By George Khoury, Esq. | Last updated on

Justice Clarence Thomas has chosen an interesting time to speak up and out against the actual malice standard established by New York Times v. Sullivan.

In a concurrence, authored by Justice Thomas and joined by no other Justices, of the denial of Katherine McKee's petition for cert in her case against Bill Cosby for defamation, Justice Thomas basically explains how he believes the Court and lower courts got standard for libel against a public figure all wrong and that, in his words: "We should reconsider our jurisprudence in this area."

What's Wrong With NYT v. Sullivan?

According to Justice Thomas, the actual malice standard for public officials and figures is judicially constructed and not in keeping with the Constitution, nor the First and Fourteenth Amendments. He explains that New York Times and its progeny "were policy-driven decisions masquerading as constitutional law."

Justice Thomas seems to rely heavily on the fact that the Court did not intervene until 1964, as libel laws are state matters and that the First Amendment does not protect libelous statements. And that when the Court did intervene in NYT v. Sullivan, it basically declared a major part of nearly every state's libel laws unconstitutional.

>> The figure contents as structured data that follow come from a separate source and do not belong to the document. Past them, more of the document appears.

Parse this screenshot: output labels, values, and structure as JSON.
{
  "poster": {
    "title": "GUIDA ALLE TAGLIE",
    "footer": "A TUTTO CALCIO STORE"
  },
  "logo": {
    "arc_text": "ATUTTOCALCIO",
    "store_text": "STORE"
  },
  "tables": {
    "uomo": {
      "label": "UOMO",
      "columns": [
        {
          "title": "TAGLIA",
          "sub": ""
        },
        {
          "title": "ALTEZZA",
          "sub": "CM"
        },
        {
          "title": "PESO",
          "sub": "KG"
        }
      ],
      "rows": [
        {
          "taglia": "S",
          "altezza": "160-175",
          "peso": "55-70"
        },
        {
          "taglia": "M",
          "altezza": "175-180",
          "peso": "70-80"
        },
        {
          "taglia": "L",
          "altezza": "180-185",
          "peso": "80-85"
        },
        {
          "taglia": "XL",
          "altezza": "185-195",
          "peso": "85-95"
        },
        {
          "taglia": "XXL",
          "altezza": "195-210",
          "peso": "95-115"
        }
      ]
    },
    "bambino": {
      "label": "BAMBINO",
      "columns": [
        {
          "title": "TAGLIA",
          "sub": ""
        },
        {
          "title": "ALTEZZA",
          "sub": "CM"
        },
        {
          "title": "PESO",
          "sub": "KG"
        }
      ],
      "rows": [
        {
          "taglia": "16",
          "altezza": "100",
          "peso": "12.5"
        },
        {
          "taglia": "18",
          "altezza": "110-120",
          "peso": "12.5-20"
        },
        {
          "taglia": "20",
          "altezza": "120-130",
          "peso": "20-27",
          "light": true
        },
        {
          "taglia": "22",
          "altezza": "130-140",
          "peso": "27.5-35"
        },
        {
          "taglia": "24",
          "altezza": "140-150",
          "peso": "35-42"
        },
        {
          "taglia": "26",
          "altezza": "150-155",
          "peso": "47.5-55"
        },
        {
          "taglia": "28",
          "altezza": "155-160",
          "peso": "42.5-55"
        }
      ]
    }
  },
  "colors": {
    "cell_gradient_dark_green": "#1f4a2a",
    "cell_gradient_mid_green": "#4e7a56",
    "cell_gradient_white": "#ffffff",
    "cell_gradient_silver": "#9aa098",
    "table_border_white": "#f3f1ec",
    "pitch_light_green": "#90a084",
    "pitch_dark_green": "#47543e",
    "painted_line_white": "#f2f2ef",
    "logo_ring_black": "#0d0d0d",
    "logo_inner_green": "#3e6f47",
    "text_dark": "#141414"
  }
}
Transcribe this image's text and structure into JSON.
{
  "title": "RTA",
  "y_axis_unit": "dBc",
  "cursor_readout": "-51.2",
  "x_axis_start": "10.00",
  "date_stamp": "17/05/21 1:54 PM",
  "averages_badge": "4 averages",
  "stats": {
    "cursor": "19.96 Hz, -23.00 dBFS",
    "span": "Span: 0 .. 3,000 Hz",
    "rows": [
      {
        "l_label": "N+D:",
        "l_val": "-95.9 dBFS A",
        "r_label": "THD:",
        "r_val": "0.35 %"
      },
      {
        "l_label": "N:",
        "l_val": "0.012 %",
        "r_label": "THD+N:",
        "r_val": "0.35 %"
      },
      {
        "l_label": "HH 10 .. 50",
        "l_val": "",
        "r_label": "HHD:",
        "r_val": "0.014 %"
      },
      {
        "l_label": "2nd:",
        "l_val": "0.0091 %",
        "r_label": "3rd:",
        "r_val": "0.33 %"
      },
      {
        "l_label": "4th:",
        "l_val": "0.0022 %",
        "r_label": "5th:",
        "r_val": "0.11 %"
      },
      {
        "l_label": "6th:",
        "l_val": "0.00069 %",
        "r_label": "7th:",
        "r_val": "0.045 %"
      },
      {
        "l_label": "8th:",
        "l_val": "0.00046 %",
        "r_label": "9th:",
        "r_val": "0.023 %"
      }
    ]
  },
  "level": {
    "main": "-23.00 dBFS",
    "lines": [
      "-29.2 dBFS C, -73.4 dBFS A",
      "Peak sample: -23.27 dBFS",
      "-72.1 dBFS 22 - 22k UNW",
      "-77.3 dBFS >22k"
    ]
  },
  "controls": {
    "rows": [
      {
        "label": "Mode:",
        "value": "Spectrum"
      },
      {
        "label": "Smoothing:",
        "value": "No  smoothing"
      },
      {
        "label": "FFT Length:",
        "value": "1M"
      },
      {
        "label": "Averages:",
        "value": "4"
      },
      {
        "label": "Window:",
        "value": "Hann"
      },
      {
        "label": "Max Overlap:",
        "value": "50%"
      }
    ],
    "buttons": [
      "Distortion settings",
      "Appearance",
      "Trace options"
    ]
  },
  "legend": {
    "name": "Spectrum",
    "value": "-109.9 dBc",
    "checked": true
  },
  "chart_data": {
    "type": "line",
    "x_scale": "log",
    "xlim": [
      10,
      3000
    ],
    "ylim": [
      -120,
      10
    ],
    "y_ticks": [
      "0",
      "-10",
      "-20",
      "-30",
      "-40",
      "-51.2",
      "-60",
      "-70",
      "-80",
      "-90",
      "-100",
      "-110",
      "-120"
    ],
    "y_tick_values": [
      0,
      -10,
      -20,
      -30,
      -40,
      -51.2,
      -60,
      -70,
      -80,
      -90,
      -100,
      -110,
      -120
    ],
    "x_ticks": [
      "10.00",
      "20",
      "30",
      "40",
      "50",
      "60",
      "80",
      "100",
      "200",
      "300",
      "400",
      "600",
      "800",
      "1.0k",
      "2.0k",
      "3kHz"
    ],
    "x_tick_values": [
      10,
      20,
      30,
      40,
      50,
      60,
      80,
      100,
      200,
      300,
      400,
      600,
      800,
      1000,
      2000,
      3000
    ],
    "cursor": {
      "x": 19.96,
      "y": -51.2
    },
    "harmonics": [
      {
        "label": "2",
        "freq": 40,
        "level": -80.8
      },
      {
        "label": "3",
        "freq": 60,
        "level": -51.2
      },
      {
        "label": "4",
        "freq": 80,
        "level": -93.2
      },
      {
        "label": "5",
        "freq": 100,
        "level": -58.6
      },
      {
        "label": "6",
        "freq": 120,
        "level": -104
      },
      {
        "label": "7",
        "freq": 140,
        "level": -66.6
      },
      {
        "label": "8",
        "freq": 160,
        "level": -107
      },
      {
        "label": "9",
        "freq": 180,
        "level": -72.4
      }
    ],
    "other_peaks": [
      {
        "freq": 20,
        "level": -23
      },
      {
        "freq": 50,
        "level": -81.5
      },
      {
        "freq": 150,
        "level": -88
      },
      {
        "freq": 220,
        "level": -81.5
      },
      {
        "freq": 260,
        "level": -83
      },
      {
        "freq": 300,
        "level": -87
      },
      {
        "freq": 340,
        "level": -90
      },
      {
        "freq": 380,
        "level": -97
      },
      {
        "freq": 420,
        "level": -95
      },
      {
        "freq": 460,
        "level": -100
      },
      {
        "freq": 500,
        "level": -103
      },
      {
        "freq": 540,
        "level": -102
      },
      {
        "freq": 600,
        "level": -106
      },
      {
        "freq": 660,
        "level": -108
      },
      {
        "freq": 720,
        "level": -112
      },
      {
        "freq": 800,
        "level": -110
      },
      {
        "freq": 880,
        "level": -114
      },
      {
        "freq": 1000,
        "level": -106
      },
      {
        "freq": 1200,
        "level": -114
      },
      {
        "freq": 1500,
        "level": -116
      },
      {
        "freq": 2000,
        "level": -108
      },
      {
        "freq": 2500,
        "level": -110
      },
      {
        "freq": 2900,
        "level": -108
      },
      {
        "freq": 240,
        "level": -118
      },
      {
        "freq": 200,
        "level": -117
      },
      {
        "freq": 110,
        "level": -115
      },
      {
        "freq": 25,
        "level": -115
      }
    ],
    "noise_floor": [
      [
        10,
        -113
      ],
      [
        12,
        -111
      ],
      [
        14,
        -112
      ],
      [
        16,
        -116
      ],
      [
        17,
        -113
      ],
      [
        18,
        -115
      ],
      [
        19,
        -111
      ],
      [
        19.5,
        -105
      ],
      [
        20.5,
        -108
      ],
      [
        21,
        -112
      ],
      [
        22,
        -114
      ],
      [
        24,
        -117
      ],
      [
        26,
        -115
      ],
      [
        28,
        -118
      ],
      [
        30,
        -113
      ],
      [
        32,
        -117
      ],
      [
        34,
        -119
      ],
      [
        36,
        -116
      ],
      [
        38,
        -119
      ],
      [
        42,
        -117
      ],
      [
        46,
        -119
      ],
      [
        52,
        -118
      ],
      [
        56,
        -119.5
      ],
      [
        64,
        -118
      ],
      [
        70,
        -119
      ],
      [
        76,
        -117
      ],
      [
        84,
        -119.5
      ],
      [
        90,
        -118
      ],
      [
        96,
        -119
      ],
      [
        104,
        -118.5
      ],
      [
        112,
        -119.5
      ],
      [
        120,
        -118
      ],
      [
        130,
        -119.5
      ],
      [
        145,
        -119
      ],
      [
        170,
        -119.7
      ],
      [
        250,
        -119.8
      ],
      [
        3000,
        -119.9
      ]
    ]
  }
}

Notably, he seems to ignore the realities of the times and the explosion of major media broadcasters and publishers during that time, and what not having the "actual malice" standard would mean. The Justice seems to blast the Court for fashioning a judicial remedy that forces state laws to comport with Constitutional requirements. Surprisingly, Justice Thomas made the effort to further explain that under common law a libel against a public figure, particularly an official, is seen as more egregious and serious than if it occurred against a regular individual.